Herstellungsprozess von Haftklebeverschlüssen
Der Haftklebeverschluss entsteht in einem mehrstufigen industriellen Prozess. Zunächst wird die Wellpappe gefertigt und zu Zuschnitten oder Faltzuschnitten weiterverarbeitet. Anschließend erfolgt die Applikation des Verschlussstreifens – häufig inline auf der Klebemaschine (Folder-Gluer) oder in einem separaten Laminierprozess. Dabei wird eine definierte Klebstoffschicht (z. B. Acrylat) auf den Träger aufgebracht, der Abdeckstreifen laminiert und die Bahn auf Maß geschnitten. Prozessparameter wie Auftragsmenge, Temperaturführung und Anpressdruck werden überwacht, um eine gleichmäßige Haftung zu gewährleisten.
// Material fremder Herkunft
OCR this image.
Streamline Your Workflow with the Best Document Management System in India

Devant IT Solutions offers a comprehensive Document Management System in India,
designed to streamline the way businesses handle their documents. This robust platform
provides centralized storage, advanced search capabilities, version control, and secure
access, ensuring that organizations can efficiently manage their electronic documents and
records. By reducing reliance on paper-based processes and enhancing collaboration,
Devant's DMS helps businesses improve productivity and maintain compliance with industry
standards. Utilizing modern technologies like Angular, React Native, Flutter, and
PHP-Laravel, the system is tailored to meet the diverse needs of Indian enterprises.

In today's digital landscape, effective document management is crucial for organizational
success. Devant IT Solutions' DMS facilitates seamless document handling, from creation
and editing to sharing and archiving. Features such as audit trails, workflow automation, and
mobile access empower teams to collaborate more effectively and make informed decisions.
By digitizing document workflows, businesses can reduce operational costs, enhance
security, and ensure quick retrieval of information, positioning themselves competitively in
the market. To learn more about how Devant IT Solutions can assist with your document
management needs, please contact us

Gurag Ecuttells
Je nach Ausführung kommen Rakel-, Slot-Die- oder Sprühauftragsverfahren zum Einsatz. Die Wahl des Verfahrens beeinflusst Schichtdicke, Kantenprofil und Benetzung des Untergrunds. Nach dem Beschichten folgen Kalibrierung und Aushärtung bzw. Abkühlung, bevor die Materialbahn konfektioniert und zur Weiterverarbeitung bereitgestellt wird. Eine rückverfolgbare Chargendokumentation erleichtert die Qualitätssicherung über den gesamten Produktionsloslauf.
Typischer Ablauf
- Materialvorbereitung (Trägerbahn, Klebstoff, Liner) und Oberflächenreinigung.
- Beschichtung des Trägers mit PSA oder Hotmelt in definierter Schichtdicke.
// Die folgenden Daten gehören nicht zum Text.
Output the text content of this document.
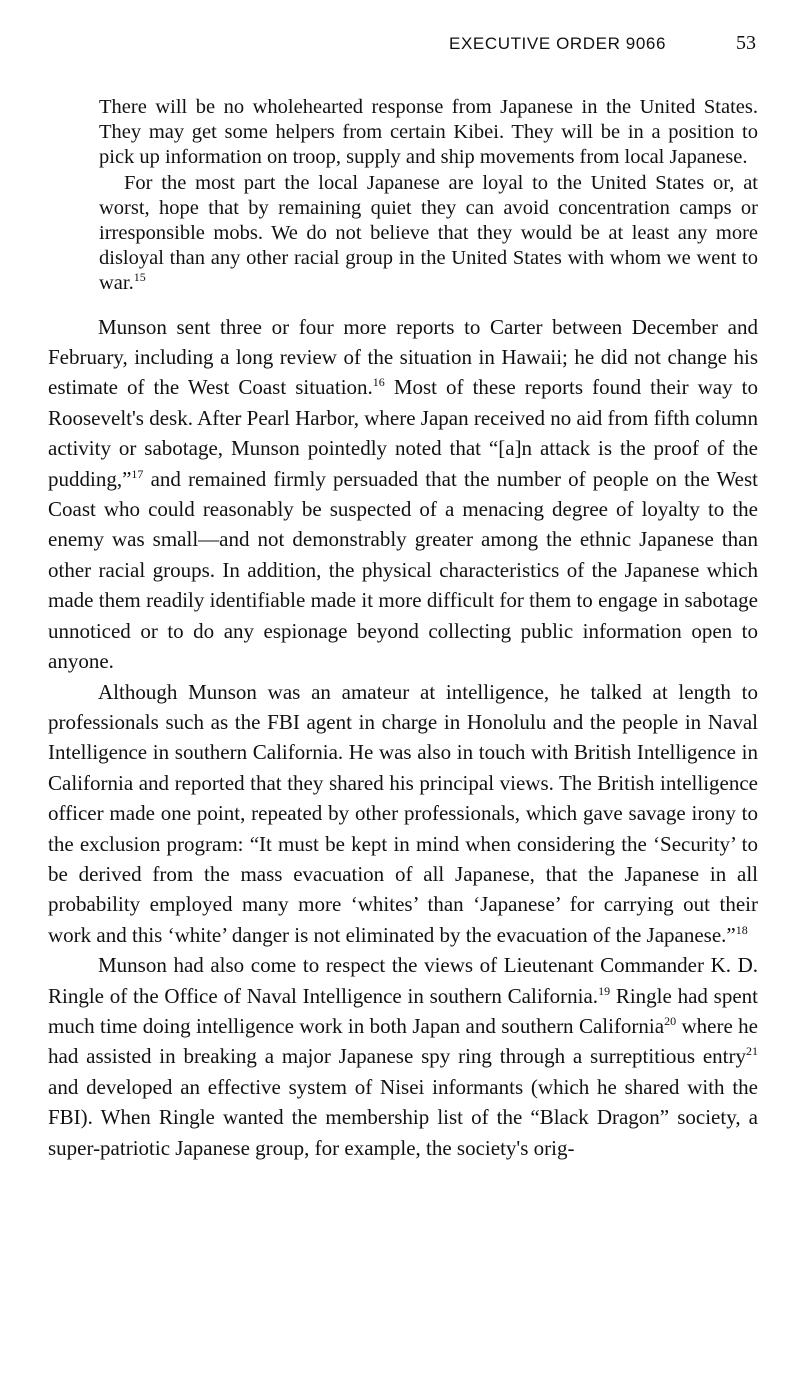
EXECUTIVE ORDER 9066	53

There will be no wholehearted response from Japanese in the United States. They may get some helpers from certain Kibei. They will be in a position to pick up information on troop, supply and ship movements from local Japanese.

For the most part the local Japanese are loyal to the United States or, at worst, hope that by remaining quiet they can avoid concentration camps or irresponsible mobs. We do not believe that they would be at least any more disloyal than any other racial group in the United States with whom we went to war.$^{15}$

Munson sent three or four more reports to Carter between December and February, including a long review of the situation in Hawaii; he did not change his estimate of the West Coast situation.$^{16}$ Most of these reports found their way to Roosevelt's desk. After Pearl Harbor, where Japan received no aid from fifth column activity or sabotage, Munson pointedly noted that “[a]n attack is the proof of the pudding,”$^{17}$ and remained firmly persuaded that the number of people on the West Coast who could reasonably be suspected of a menacing degree of loyalty to the enemy was small—and not demonstrably greater among the ethnic Japanese than other racial groups. In addition, the physical characteristics of the Japanese which made them readily identifiable made it more difficult for them to engage in sabotage unnoticed or to do any espionage beyond collecting public information open to anyone.

Although Munson was an amateur at intelligence, he talked at length to professionals such as the FBI agent in charge in Honolulu and the people in Naval Intelligence in southern California. He was also in touch with British Intelligence in California and reported that they shared his principal views. The British intelligence officer made one point, repeated by other professionals, which gave savage irony to the exclusion program: “It must be kept in mind when considering the ‘Security’ to be derived from the mass evacuation of all Japanese, that the Japanese in all probability employed many more ‘whites’ than ‘Japanese’ for carrying out their work and this ‘white’ danger is not eliminated by the evacuation of the Japanese.”$^{18}$

Munson had also come to respect the views of Lieutenant Commander K. D. Ringle of the Office of Naval Intelligence in southern California.$^{19}$ Ringle had spent much time doing intelligence work in both Japan and southern California$^{20}$ where he had assisted in breaking a major Japanese spy ring through a surreptitious entry$^{21}$ and developed an effective system of Nisei informants (which he shared with the FBI). When Ringle wanted the membership list of the “Black Dragon” society, a super-patriotic Japanese group, for example, the society's orig-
- Aufbringen des silikonisierten Abdeckstreifens und Kalibrierung der Bahn.
- Zuschneiden/Spulen des Verschlussmaterials und Bereitstellung für die Weiterverarbeitung.
- Applikation auf den Wellpappzuschnitt, Positionierung nahe Rillungen und Kanten.
- Qualitätsprüfung (Haftwert, Schälfestigkeit, Liner-Trennkraft, Positionstoleranzen).
- Konditionierung der fertigen Zuschnitte (Temperatur/Feuchte) zur Stabilisierung der Klebeeigenschaften.
- Dokumentation von Prozessparametern und Freigabe gemäß internen Prüfvorschriften.
Qualität und Prozesssicherheit
- Haftwerte: abgestimmt auf Kartonqualität, Oberflächenbeschichtungen und geplante Belastung.
- Positionierung: präzise Ausrichtung entlang der Klappe vermeidet Faltenwurf und Leckagen.
- Sauberkeit: staubfreie Zonen erhöhen die Adhäsion und reduzieren Fehlstellen.
- Temperaturfenster: Kleben ideal im empfohlenen Bereich; zu niedrige Temperaturen reduzieren den Tack.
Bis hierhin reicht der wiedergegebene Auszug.